As for reliability, I think, the design of the card is quite neat. The card by itself contains bunch of replaceable flash modules, and each individual module can be changed in case of failure. Also internally modules are joined in RAID (it is fully transparent for end user).
All this guarantees good level of confidence in data reliability: if a single module fails, the internal RAID will allow to continue operations, and after the replacement of module – it will be rebuilt. It still leaves the controller on card as single point of failure, but in this case all flash modules can be safely relocated to the new card with working controller. (Note: It was not tested by Percona engineers, but taken from vendor’s specification)
As for power failures – flash modules also come with capacitors which guarantees data delivery to final media even if power is lost on the main host. (Note: It was not tested by Percona engineers, but taken from vendor’s specification)
Now to most interesting part – performance numbers. I took sysbench fileio benchmark with 16KB blocksize to see what maximal performance we can expect.
Server specification is:
- Supermicro X8DTH series motherboard
- 2 x Xeon E5520 (2.27GHz) processors w/HT enabled (16 cores)

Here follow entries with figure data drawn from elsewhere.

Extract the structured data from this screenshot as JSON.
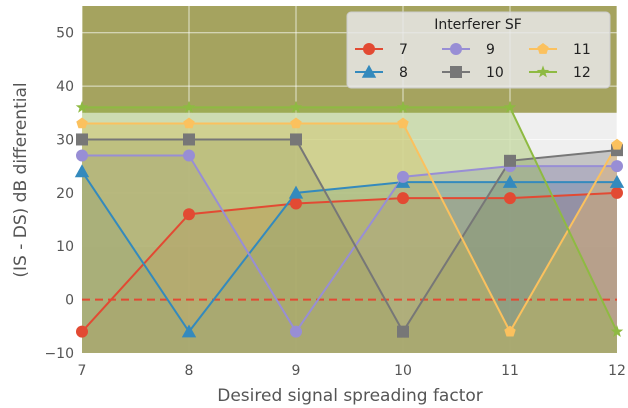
{
  "chart_data": {
    "type": "line",
    "title": "",
    "xlabel": "Desired signal spreading factor",
    "ylabel": "(IS - DS) dB differential",
    "x": [
      7,
      8,
      9,
      10,
      11,
      12
    ],
    "xlim": [
      7,
      12
    ],
    "ylim": [
      -10,
      55
    ],
    "xticks": [
      "7",
      "8",
      "9",
      "10",
      "11",
      "12"
    ],
    "yticks": [
      "−10",
      "0",
      "10",
      "20",
      "30",
      "40",
      "50"
    ],
    "grid": true,
    "legend_title": "Interferer SF",
    "legend_position": "top-right",
    "reference_line": {
      "y": 0,
      "style": "dashed",
      "color": "#E24A33"
    },
    "background_bands": [
      {
        "from": -10,
        "to": 10,
        "color": "#e5e5e5"
      },
      {
        "from": 35,
        "to": 55,
        "color": "#a5a35f"
      }
    ],
    "series": [
      {
        "name": "7",
        "color": "#E24A33",
        "marker": "circle",
        "values": [
          -6,
          16,
          18,
          19,
          19,
          20
        ]
      },
      {
        "name": "8",
        "color": "#348ABD",
        "marker": "triangle",
        "values": [
          24,
          -6,
          20,
          22,
          22,
          22
        ]
      },
      {
        "name": "9",
        "color": "#988ED5",
        "marker": "circle",
        "values": [
          27,
          27,
          -6,
          23,
          25,
          25
        ]
      },
      {
        "name": "10",
        "color": "#777777",
        "marker": "square",
        "values": [
          30,
          30,
          30,
          -6,
          26,
          28
        ]
      },
      {
        "name": "11",
        "color": "#FBC15E",
        "marker": "pentagon",
        "values": [
          33,
          33,
          33,
          33,
          -6,
          29
        ]
      },
      {
        "name": "12",
        "color": "#8EBA42",
        "marker": "star",
        "values": [
          36,
          36,
          36,
          36,
          36,
          -6
        ]
      }
    ]
  }
}
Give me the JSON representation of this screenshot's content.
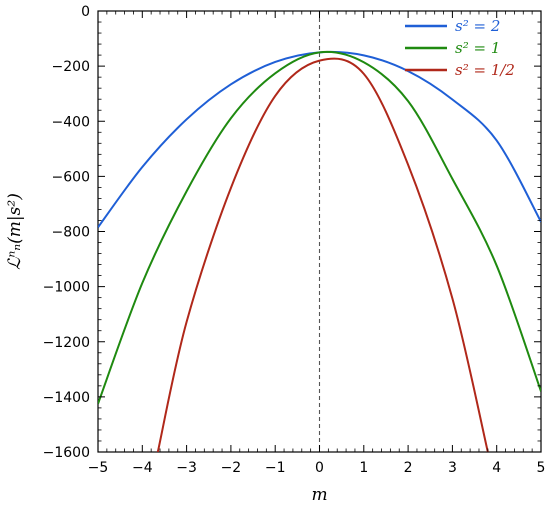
{
  "chart_data": {
    "type": "line",
    "xlabel": "m",
    "ylabel": "ℒⁿₙ(m|s²)",
    "xlim": [
      -5,
      5
    ],
    "ylim": [
      -1600,
      0
    ],
    "x_ticks": [
      -5,
      -4,
      -3,
      -2,
      -1,
      0,
      1,
      2,
      3,
      4,
      5
    ],
    "y_ticks": [
      0,
      -200,
      -400,
      -600,
      -800,
      -1000,
      -1200,
      -1400,
      -1600
    ],
    "x_tick_labels": [
      "−5",
      "−4",
      "−3",
      "−2",
      "−1",
      "0",
      "1",
      "2",
      "3",
      "4",
      "5"
    ],
    "y_tick_labels": [
      "0",
      "−200",
      "−400",
      "−600",
      "−800",
      "−1000",
      "−1200",
      "−1400",
      "−1600"
    ],
    "reference_line": {
      "x": 0,
      "style": "dashed",
      "color": "#555555"
    },
    "legend_position": "top-right",
    "grid": false,
    "series": [
      {
        "name": "s² = 2",
        "color": "#1f5fd6",
        "x": [
          -5,
          -4,
          -3,
          -2,
          -1,
          0,
          1,
          2,
          3,
          4,
          5
        ],
        "y": [
          -785,
          -566,
          -393,
          -266,
          -185,
          -150,
          -161,
          -218,
          -321,
          -470,
          -765
        ]
      },
      {
        "name": "s² = 1",
        "color": "#1f8a10",
        "x": [
          -5,
          -4,
          -3,
          -2,
          -1,
          0,
          1,
          2,
          3,
          4,
          5
        ],
        "y": [
          -1425,
          -987,
          -654,
          -389,
          -226,
          -150,
          -186,
          -327,
          -609,
          -924,
          -1380
        ]
      },
      {
        "name": "s² = 1/2",
        "color": "#b0281a",
        "x": [
          -3.65,
          -3,
          -2,
          -1,
          0,
          1,
          2,
          3,
          3.8
        ],
        "y": [
          -1600,
          -1128,
          -642,
          -308,
          -180,
          -228,
          -558,
          -1043,
          -1600
        ]
      }
    ]
  }
}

- 64GB of ECC/Registered DDR3 DRAM
- Centos 5.3 2-6.18.164 Kernel
- Filesystem is XFS formatted with
mkfs.xfs -s size=4096
option ( size=4096, sector size, is very important to have aligned IO requests) and mounted with nobarrier
option
- Benchmark: sysbench fileio on 100GB file, 16KB blocksize
The raw results are available on Wiki
And the graphs for random read, writes and sequential writes:
I think very interesting to see distribution of 95% response time results ( 0 time is obviously the problem in sysbench, which has no enough time resolution for such very fast operations)
As you can see we can get about 400MB/sec random write bandwidth with 8-16 threads and
with response time below 3.1ms (for 8 threads) and 3.8ms (16 threads) in 95% of cases.
As some issue here, I should mention, that despite the good response time results,
the maximal response time in some cases can jump to 300 ms per request, and I was told
it corresponds to garbage collector activity and will be fixed in the production release of driver.
I think it would be fair to get comparison with FusionIO card, especially for write pressure case
As you may know FusionIO recommends to have space reservation to get sustainable write performance
(Tuning Techniques for Writes).
I took FusionIO ioDrive 160GB SLC card, and tested fully formatted card (filesize 145GB), card formatted with 25% space reservation (file size 110GB), and Virident card 390GB filesize. It also allows us to see if Virident tachIOn card can sustain write in fully utilized card.
As disclaimer I want to mention that Virident tachIOn card was fine tuned by Virident engineers, while FusionIO card was tuned only by me and I may not have all knowledge needed for FusionIO tuning.
First graph is random reads, so see compare read performance
As you see in 1 and 4 threads FusionIO is better, while with more threads Virident card scales better
And now random writes:
You can see that FusionIO definitely needs space reservation to provide high write bandwidth, and it comes with
cost hit ( 25% space reservation -> 25% increase $/GB).
In conclusion I can highlight:
- I am impressed with architecture design with replaceable individual flash modules, I think it establishes new high-end standard for flash devices
- With single card you can get over 1GB/sec bandwidth in random reads (16-64 working threads), and it is the maximal results what I’ve seen so far ( again for single card)
- Random write bandwidth exceeds 400MB/sec (8-16 working threads)
- Random read/write mix results are also impressive, and it can be quite important in workloads like FlashCache, where card have both concurrent read and write pressure
- Quite stable sequential writes performance (important in question for log related activity in MySQL)
I am looking forward to present results in sysbench oltp, tpcc workload, and also in FlashCahce mode.